The artist wants in some sense to be reborn, to do it right and better. This longing leads to two very important aspects of the latter part of the book: the willingness to face the limitations on human life imposed by illness, war, death, and grief, and the limitations of art, literary or otherwise, to produce adequate responses to those realities. Given all that is brutally difficult, the question recurs—why make art in the face of what we cannot explain or justify or change? No amendments to mortality. Poetry can’t make people happy or keep them alive.
Massimilla asks:
Where do the vagrant refuge
themselves? It’s a curse
to remain at sea
having paid this price
The speaker, a “vagrant,” like the fish hawks and gulls that function as doubles throughout, is often “at sea” (the literal seascape joined to this colloquial expression of being lost) as most of us are when confronted with the inexorable. We do the best we can.
In answer to his largest question, the poet writes in “Misdirection: A Poem”:
I could wind up with some overblown statement about God.
You come to that point in life where everything points
[…]
somewhere else.
By the end, we are taken somewhere else. In “Last Poem,” Massimilla concludes with a humbled coda to all that is difficult to manage:
[…] each spot
of life is in trouble, but poised
to show us what untrained
observers refuse to notice:
the ubiquitous, particulate facts
of transit, our unscripted
planet whipping through
the universe, though maybe
that’s taking things
too far.
Yes, the world is a mess; yes, we are the ones who have messed it up; but if we can train ourselves to see, to become humble in the face of all of it, we may discover we know less than we think we do and so find for ourselves a more accurate and perhaps more hopeful view of our own damaged humanity.
Massimilla’s Frank Dark refuses pat answers to complex questions. It demands much of the reader, both in terms of what the poet asks us to confront and in the complexity of language and thought with which we must engage that confrontation. The challenge is well worth undertaking. This is a beautiful book that bears careful and repeated readings.

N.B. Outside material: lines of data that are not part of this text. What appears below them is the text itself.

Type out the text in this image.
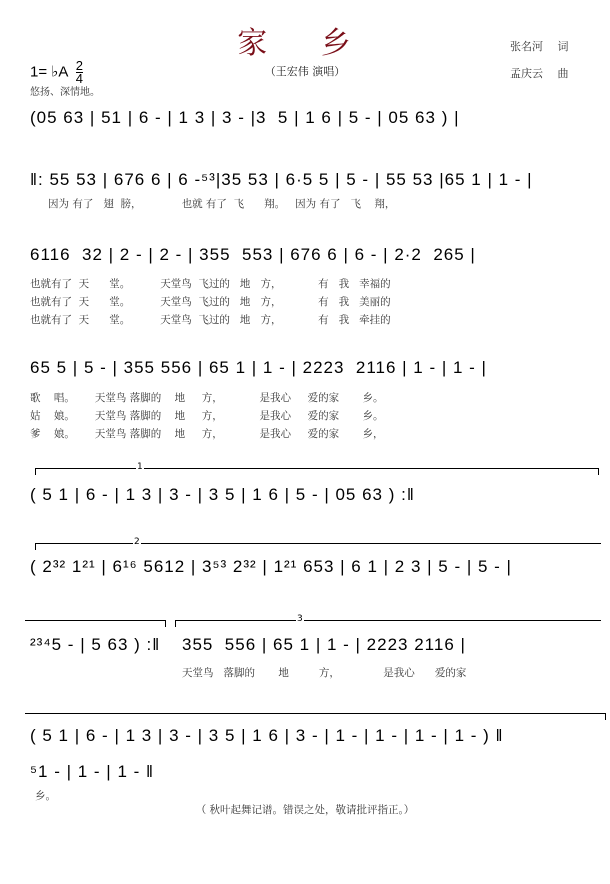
家 乡
（王宏伟 演唱）
张名河　 词
孟庆云　 曲
1= ♭A $\frac{2}{4}$
悠扬、深情地。
(05 63 | 51 | 6 - | 1 3 | 3 - |3  5 | 1 6 | 5 - | 05 63 ) |
‖: 55 53 | 676 6 | 6 -⁵³|35 53 | 6·5 5 | 5 - | 55 53 |65 1 | 1 - |
因为 有了   翅  膀，            也就 有了  飞      翔。   因为 有了   飞    翔，
6116  32 | 2 - | 2 - | 355  553 | 676 6 | 6 - | 2·2  265 |
也就有了  天      堂。         天堂鸟  飞过的   地   方，           有   我   幸福的
也就有了  天      堂。         天堂鸟  飞过的   地   方，           有   我   美丽的
也就有了  天      堂。         天堂鸟  飞过的   地   方，           有   我   牵挂的
65 5 | 5 - | 355 556 | 65 1 | 1 - | 2223  2116 | 1 - | 1 - |
歌    唱。      天堂鸟 落脚的    地     方，           是我心     爱的家       乡。
姑    娘。      天堂鸟 落脚的    地     方，           是我心     爱的家       乡。
爹    娘。      天堂鸟 落脚的    地     方，           是我心     爱的家       乡，
1
( 5 1 | 6 - | 1 3 | 3 - | 3 5 | 1 6 | 5 - | 05 63 ) :‖
2
( 2³² 1²¹ | 6¹⁶ 5612 | 3⁵³ 2³² | 1²¹ 653 | 6 1 | 2 3 | 5 - | 5 - |
3
²³⁴5 - | 5 63 ) :‖ 355  556 | 65 1 | 1 - | 2223 2116 |
天堂鸟   落脚的       地         方，             是我心      爱的家
( 5 1 | 6 - | 1 3 | 3 - | 3 5 | 1 6 | 3 - | 1 - | 1 - | 1 - | 1 - ) ‖
⁵1 - | 1 - | 1 - ‖
乡。
（ 秋叶起舞记谱。错误之处，敬请批评指正。）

Stephen Massimilla is a poet, painter, and author, most recently of the award-winning Frank Dark (Barrow Street Press, 2022) and the 2022 co-edited award-winning social justice poetry anthology Stronger Than Fear. His multi-genre Cooking with the Muse (Tupelo Press, 2016) won the Eric Hoffer Award and many others. Previous books and honors include The Plague Doctor in His Hull-Shaped Hat (SFASU Press Poetry Prize); Forty Floors from Yesterday (Bordighera Poetry Prize, CUNY); The Grolier Poetry Prize; a study of myth in poetry; and award-winning translations. His work appears in hundreds of publications from AGNI to Poetry Daily. Massimilla holds an MFA and a PhD from Columbia University and teaches there and at The New School. Website: Stephenmassimilla.com
Ruth Danon is the author of four published books of poetry, most recently, Turn Up the Heat, just out from Nirala Series. After retiring from NYU, where she created, directed, and taught in a creative and expository writing program for adult degree students (SPS), she moved to Beacon, New York, where she founded Live Writing: A Project for the Reading, Writing, and Performance of Poetry. She teaches through Live Writing and New York Writers Workshop and curates programs in the Hudson Valley and New York City.